Consolidating huge voting blocs from various evangelical congregations, Weyrich and Falwell formed the Moral Majority which was instrumental in getting Ronald Reagan elected in 1980. He then garnered the support of oil tycoons to help fund The Council for National Policy, ALEC, and The Heritage Foundation—the moving force behind today’s infamous Project 2025. By carefully documenting Weyrich’s master plan and his implementation of powerful data mining, fund-raising, and shepherding of evangelical voters, the Christian Nationalist Movement was able to put a number of their members into office.
Frustrated with the GOP’s slow progress in implementing Feyrick’s plan, which included “destroying democracy”, the religious right began sponsoring far-right candidates to push their program—which resulted in the election of Marjory Taylor Green, Lauren Boebert, and their ilk. The traditional Republican Party began to slip away until it is now nothing but a shadow of its former self.

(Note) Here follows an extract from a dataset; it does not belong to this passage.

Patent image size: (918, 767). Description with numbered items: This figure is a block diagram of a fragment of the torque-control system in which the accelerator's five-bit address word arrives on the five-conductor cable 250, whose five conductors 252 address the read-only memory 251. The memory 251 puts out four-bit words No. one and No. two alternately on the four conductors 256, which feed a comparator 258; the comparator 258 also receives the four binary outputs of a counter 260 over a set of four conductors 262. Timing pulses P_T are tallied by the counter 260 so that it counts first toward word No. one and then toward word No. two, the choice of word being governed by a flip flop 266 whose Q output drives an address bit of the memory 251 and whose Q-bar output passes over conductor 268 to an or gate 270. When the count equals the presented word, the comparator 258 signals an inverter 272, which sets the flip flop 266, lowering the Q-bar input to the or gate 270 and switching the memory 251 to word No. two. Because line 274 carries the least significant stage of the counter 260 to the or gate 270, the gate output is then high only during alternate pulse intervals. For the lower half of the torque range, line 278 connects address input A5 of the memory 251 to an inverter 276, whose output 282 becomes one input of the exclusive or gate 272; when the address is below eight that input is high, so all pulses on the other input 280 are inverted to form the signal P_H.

The evangelical support of Donald Trump even harkens back to Christian doctrine, when the pagan king Cyrus was used as a vessel for the word of God (which might explain evangelicals’ willingness to overlook Trump’s crassness, bullying, criminal conduct, and treatment of women—and more).

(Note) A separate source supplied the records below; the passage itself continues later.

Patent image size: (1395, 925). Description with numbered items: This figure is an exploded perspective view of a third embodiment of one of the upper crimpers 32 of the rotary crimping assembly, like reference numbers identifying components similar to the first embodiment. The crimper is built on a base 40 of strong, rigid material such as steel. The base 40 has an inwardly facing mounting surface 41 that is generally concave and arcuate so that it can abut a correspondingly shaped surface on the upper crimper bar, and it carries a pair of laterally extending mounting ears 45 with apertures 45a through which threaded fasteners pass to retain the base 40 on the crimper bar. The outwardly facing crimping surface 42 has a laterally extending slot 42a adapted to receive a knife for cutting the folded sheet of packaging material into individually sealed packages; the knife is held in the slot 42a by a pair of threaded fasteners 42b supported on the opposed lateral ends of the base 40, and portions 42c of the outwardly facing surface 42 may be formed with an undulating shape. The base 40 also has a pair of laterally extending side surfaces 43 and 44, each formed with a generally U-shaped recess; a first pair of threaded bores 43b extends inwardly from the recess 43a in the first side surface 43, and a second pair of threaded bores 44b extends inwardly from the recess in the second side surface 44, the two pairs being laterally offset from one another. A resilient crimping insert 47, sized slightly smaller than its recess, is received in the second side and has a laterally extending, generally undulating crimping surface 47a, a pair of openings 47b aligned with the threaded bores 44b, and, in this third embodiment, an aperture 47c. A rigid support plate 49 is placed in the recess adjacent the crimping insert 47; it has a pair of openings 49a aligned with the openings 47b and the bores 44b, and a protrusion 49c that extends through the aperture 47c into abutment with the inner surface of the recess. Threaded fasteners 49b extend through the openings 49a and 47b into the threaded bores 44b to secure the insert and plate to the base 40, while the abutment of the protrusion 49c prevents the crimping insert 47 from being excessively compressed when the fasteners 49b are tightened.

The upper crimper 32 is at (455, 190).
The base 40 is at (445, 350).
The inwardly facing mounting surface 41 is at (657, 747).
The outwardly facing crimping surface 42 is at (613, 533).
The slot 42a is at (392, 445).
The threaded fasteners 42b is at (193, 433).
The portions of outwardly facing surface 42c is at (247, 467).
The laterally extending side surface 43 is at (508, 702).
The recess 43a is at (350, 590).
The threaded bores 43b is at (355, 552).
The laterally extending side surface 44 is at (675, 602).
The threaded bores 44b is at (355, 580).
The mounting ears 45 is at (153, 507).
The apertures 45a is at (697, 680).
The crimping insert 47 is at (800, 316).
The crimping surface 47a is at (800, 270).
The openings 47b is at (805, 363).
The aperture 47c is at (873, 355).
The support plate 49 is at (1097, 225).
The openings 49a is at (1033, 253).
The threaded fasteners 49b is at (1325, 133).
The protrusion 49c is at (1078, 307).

The 9/11 attacks, the election of Barack Obama, and the 2008 housing bubble provided more opportunities for the Christian Nationalists to increase and consolidate their power. Islamophobia, racism, and immigration became keynote issues to fuel the religious right’s fervor, which culminated in Trump’s election, his appointment of three ultra-conservative Supreme Court Justices who not only overturned Roe -v- Wade, but have weakened the Federal government, and granted the president nearly absolute immunity from prosecution. Their deliberate attempts to erode faith in the democratic process led to Trump’s “big lie” and the January 6th Capitol riots.
Directors Stephen Ujlaki and Chris Jones have created a compelling and frightening cautionary tale about what has been happening in our government. The insidious infiltration of this organization has been happening in plain sight but has, until recently, flown under the radar. That is, until this film has taken all the bits and pieces we’ve witnessed throughout the years and created a frighteningly coherent mosaic. We’ve watched as the Moral Majority, the Tea Party, and now the MAGA Republicans have created what Hillary Clinton once called a vast right-wing conspiracy. Although mocked for saying it at the time, it turns out she was right.
No matter what your religion or political leaning, every American citizen should see Bad Faith to understand how deeply our democracy has already been subverted and to comprehend the consequences of the road we’re traveling. Seeing it is as important a civic duty as voting.
Jones and Ujlaki have brought the religious right and its attendant financiers like The Heritage Foundation and political groups like ALEC into the light of day. More importantly, they have connected the dots between the rise of social movements like The Tea Party and MAGA to our present political divide. Pundits like Michael Steel, Steve Schmidt, and others lend credibility to these claims as does the detailed research and historical background they lay down.
Christian Nationalism is a clear and present danger that has spread slowly and nearly invisibly into our political institutions, and that has, like a cancer, nearly destroyed our democracy, but as the film points out, Christian Nationalists are still a minority in this country. Most citizens want reproductive rights, a strong democracy, and racial equality. We do not have to succumb to this threat.